En Occident, le rire de résistance agonise donc tranquillement, grignoté peu à peu par un rire tiède, de pur divertissement, celui de la « société humoristique » (Gilles Lipovetsky), du cool et du fun [...]
Est-ci si grave, docteur ? Assurément, car « le rire de résistance est le dernier rempart contre l’abus de pouvoir » note Philippe Val, patron de Charlie Hebdo. Admettons que déboule un nouveau chef d’état, petit mais ambitieux, garant d’une politique musclée (suivez mon regard).

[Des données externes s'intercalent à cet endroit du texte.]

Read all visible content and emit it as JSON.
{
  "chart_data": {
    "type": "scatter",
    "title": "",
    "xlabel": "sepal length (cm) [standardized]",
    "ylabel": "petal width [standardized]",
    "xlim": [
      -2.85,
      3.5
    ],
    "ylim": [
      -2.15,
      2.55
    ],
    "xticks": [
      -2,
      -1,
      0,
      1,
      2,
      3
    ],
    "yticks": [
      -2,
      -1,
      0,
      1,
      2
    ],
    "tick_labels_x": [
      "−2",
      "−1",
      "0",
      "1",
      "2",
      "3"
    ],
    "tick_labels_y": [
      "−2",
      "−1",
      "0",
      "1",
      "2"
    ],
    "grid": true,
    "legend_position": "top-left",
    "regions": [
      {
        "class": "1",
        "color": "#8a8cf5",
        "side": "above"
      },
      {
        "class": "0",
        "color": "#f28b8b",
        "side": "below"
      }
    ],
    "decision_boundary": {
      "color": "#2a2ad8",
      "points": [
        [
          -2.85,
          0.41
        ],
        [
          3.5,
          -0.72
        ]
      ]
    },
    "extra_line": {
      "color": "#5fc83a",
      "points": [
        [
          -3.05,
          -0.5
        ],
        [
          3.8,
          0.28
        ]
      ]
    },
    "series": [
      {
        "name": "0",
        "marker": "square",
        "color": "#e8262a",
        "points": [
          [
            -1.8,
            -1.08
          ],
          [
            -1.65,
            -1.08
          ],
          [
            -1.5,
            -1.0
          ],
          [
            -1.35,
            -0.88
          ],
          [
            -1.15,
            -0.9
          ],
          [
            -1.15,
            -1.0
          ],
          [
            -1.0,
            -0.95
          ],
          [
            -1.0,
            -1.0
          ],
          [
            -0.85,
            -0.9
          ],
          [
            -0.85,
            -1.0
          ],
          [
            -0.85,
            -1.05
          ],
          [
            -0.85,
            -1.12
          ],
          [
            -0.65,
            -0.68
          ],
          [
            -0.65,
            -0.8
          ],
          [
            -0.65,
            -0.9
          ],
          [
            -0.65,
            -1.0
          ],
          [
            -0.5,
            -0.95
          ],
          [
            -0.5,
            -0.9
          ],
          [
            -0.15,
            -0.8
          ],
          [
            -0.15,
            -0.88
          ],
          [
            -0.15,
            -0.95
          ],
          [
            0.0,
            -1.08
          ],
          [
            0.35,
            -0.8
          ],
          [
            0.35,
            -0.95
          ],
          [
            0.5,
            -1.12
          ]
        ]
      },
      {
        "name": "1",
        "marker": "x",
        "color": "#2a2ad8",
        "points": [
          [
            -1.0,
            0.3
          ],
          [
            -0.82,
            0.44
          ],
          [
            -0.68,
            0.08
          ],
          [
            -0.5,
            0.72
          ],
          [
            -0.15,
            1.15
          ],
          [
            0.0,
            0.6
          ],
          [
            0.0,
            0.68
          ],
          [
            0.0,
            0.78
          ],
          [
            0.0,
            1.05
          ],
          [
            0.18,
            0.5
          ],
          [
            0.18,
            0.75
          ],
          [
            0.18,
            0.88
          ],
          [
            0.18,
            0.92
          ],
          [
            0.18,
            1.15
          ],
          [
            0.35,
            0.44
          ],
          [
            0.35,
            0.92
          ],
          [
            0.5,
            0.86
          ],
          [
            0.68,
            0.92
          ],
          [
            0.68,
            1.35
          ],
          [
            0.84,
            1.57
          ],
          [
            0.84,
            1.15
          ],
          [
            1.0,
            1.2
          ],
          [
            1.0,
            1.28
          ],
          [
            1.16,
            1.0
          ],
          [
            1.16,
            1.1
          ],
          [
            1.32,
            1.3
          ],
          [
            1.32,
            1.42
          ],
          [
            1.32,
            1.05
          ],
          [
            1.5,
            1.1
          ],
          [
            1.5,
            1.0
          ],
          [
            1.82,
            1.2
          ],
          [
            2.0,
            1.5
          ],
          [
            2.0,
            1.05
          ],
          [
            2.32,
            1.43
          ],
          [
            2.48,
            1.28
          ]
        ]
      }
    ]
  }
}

Imaginons qu’il n’y ait personne en face pour ferrailler contre lui, ni parti politique ni médias (suivez mon regard en arc de cercle).
Dès lors, le sens de l’humour deviendrait l’ultime protection (« une soupape de sécurité pour l’inconscient de chacun » écrit Freud). A la fois refuge et étincelle de la contestation.
« Qui a lancé la pétition contre les tests ADN ? demande Jean-Michel Ribes. Le Figaro ? Le Monde ? Non, Charlie Hebdo. Cela n’a rien d’étonnant : LE RIRE EST AUJOURD’HUI LE SEUL PARTI D’OPPOSITION EN France. »
A voir, au Théâtre du Rond Point (Paris 8ème) : Jean-Pierre Mocky, Philippe Val, Alain Rey, Michel Serres... Du 8 au 27 Novembre.
L’Histoire et ses histoires :
Staline fait un discours. Tout à coup, dans la salle, quelqu’un éternue.
« Qui a éternué ? » demande Staline.
Silence.
« Qu’on fusille le premier rang ! » ordonne Staline.
Des applaudissements nourris saluent l’exécution. Staline réitère sa question, sans obtenir plus de réponse, et le deuxième rang est fusillé sous des ovations prolongées.
Quand Staline pose la question pour la troisième fois, un homme tremblant se lève et avoue.
« C’est moi camarade Staline, c’est moi qui ai éternué.
-Eh, à tes souhaits camarade » lui répond Staline.
histoire russe rapportee par l’historienne amandine regamey.